Struggling traders often try to “get back at the market” after a losing trade. Some do it in a bid to return their account balance to the previous state before the loss. This always backfires. The market doesn’t respect your emotions. It is futile trying to enact revenge. If you were wrong before, you can be wrong again.

21.    Do not ignore fundamental analysis

Even when you are purely technical trader, it is important for you to always be aware of fundamentals. What news releases are scheduled for the trading day? The market often disregards technical analysis during these times and could be when you lose all the profits you have built up. Be informed about releases and protect your trades.
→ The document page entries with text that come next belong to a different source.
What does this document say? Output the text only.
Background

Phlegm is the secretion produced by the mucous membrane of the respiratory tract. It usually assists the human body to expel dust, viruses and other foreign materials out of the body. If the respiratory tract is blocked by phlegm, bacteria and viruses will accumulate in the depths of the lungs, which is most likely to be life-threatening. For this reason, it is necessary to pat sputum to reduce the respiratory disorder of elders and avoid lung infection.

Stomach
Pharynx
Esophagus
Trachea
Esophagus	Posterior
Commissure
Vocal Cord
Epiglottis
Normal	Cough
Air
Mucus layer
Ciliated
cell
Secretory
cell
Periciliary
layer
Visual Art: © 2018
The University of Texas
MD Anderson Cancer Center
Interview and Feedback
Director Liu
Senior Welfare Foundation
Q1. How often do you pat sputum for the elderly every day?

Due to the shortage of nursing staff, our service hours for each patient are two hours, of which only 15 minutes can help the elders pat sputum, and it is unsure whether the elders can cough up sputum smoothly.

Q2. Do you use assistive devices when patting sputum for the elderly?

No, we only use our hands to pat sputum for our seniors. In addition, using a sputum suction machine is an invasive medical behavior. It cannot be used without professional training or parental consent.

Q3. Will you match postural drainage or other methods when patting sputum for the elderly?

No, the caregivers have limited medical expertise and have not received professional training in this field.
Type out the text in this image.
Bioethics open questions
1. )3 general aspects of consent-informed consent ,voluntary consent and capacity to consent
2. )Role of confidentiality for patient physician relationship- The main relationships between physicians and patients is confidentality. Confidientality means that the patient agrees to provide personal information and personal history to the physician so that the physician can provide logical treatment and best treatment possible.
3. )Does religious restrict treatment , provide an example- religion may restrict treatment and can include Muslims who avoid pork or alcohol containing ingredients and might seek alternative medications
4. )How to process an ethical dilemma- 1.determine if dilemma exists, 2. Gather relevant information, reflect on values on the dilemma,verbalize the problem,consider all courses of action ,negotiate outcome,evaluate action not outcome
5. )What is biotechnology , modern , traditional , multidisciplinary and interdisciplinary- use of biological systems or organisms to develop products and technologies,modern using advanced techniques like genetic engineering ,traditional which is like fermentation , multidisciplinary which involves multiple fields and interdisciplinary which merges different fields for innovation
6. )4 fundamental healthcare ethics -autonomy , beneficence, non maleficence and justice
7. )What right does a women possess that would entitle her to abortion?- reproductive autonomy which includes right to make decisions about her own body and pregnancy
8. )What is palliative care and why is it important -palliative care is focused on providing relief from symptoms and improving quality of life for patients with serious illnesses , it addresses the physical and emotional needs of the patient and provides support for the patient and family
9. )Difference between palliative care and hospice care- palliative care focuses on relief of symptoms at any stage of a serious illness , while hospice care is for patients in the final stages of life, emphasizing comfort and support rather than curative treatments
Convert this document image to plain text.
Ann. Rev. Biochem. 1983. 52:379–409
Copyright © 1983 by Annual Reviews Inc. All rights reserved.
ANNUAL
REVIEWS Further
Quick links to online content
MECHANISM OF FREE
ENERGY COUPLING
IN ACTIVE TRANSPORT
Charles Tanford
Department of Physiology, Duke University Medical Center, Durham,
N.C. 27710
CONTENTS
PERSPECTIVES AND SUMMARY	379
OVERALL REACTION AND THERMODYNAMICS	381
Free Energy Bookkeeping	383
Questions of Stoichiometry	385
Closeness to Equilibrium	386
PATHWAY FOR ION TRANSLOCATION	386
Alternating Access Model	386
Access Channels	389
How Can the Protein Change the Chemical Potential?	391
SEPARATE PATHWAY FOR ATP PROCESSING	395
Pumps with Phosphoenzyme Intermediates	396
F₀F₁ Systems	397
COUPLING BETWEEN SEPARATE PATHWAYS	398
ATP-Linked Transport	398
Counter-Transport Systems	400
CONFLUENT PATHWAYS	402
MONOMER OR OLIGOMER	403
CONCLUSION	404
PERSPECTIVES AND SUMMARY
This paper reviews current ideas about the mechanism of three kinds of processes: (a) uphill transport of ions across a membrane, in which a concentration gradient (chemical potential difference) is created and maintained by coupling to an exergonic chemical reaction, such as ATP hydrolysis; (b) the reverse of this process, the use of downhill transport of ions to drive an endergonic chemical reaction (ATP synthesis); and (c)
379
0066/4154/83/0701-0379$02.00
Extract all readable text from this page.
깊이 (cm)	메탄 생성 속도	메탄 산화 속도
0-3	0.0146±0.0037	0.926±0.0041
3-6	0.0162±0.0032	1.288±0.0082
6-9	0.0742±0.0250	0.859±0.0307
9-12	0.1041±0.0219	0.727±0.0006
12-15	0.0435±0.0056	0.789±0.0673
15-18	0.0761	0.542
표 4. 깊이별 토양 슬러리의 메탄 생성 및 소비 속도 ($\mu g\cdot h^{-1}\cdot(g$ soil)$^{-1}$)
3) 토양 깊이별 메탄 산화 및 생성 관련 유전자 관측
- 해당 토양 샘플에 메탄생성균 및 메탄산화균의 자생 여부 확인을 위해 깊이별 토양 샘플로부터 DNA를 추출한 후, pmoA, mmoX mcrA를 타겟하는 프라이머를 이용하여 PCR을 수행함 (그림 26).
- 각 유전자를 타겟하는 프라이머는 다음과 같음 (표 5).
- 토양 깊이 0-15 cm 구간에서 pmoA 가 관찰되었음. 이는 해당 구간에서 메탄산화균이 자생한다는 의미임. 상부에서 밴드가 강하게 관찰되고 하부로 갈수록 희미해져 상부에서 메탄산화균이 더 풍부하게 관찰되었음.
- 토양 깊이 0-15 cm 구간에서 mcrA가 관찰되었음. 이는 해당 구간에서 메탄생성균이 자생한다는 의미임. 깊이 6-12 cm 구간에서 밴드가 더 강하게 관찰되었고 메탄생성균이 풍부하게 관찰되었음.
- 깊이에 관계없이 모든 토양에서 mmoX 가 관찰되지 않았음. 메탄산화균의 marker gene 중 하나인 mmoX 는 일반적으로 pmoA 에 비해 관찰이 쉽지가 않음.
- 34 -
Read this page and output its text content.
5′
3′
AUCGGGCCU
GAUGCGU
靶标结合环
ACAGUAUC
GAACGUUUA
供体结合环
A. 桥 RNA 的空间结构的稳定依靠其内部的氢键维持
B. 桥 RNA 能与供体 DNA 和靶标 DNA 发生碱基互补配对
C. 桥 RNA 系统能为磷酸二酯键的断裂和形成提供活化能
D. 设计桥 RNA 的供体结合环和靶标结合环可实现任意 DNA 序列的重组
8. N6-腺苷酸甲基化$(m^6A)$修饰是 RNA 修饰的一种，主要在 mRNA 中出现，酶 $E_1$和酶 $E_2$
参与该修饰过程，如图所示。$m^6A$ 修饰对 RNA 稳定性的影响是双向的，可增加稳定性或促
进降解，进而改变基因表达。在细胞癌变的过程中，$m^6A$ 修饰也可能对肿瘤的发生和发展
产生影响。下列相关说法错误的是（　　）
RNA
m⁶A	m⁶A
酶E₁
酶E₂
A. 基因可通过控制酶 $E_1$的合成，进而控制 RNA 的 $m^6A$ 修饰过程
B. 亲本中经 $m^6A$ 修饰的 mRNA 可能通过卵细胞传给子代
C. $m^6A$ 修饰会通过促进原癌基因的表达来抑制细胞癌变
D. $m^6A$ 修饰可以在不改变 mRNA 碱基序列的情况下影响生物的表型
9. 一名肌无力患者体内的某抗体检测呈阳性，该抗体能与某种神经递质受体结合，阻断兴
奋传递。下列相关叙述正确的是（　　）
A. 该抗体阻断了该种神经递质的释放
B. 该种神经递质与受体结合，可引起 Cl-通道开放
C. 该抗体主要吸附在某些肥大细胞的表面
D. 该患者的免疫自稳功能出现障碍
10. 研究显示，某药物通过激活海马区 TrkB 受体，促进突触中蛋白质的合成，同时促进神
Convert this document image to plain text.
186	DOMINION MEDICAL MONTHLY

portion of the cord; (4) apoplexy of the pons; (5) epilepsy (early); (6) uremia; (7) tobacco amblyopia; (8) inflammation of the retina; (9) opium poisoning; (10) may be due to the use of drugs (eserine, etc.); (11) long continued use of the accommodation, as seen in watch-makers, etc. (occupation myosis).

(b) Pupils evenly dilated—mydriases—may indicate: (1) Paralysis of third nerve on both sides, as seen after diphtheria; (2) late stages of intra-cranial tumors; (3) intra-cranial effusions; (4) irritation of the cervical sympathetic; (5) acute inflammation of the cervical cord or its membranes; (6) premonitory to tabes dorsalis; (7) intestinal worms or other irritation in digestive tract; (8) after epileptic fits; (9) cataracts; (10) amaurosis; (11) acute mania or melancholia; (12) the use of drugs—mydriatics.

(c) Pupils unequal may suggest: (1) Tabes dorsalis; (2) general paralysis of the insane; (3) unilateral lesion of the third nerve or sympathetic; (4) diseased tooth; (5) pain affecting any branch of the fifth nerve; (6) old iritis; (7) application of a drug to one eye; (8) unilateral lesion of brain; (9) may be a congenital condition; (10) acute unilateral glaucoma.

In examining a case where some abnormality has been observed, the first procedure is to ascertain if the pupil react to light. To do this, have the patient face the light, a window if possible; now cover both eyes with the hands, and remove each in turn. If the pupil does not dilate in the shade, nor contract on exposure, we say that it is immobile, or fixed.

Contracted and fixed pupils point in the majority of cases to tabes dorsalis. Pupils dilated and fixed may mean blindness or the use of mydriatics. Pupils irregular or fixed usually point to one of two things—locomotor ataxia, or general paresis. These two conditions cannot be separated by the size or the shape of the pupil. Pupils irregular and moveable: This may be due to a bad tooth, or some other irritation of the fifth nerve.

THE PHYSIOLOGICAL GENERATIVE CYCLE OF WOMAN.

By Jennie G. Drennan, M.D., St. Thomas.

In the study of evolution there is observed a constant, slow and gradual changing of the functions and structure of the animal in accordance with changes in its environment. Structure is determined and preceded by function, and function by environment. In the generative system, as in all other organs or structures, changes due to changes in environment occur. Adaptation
22.   Trading without a stop loss is dangerous

When you are trading without a stop loss, you are exposing your account to sudden losses in the event of a major occurrence that doesn’t support your trade position. Think about traders holding a buy trade on the GBP after the BREXIT Referendum. Some GBP pairs fell by thousands of pips in a day.  Additionally, not having a defined risk already puts your trade management on the wrong foot.

23.   Do not trade pairs you do not understand

Before you open a trade on a pair, understand the daily ranges, spread, possible swap rates and general behaviour. Your first trade on a pair should not be on your live account. If this must happen, only use a fraction of your standard risk.

24.   Do not practice martingale

In the martingale style of trading, traders double the risk after a lost trade. This is a dangerous approach that ultimately equates to doubling down on the original mistake. It will lead to an account failure in the long run.

25.   Analyse your trade results

It is important to analyse your trade results after every trading month to see if there are things you should improve about your trading habits. When you find something worth changing, try the change on a practice account for the next two months of trading before transferring it to your live account.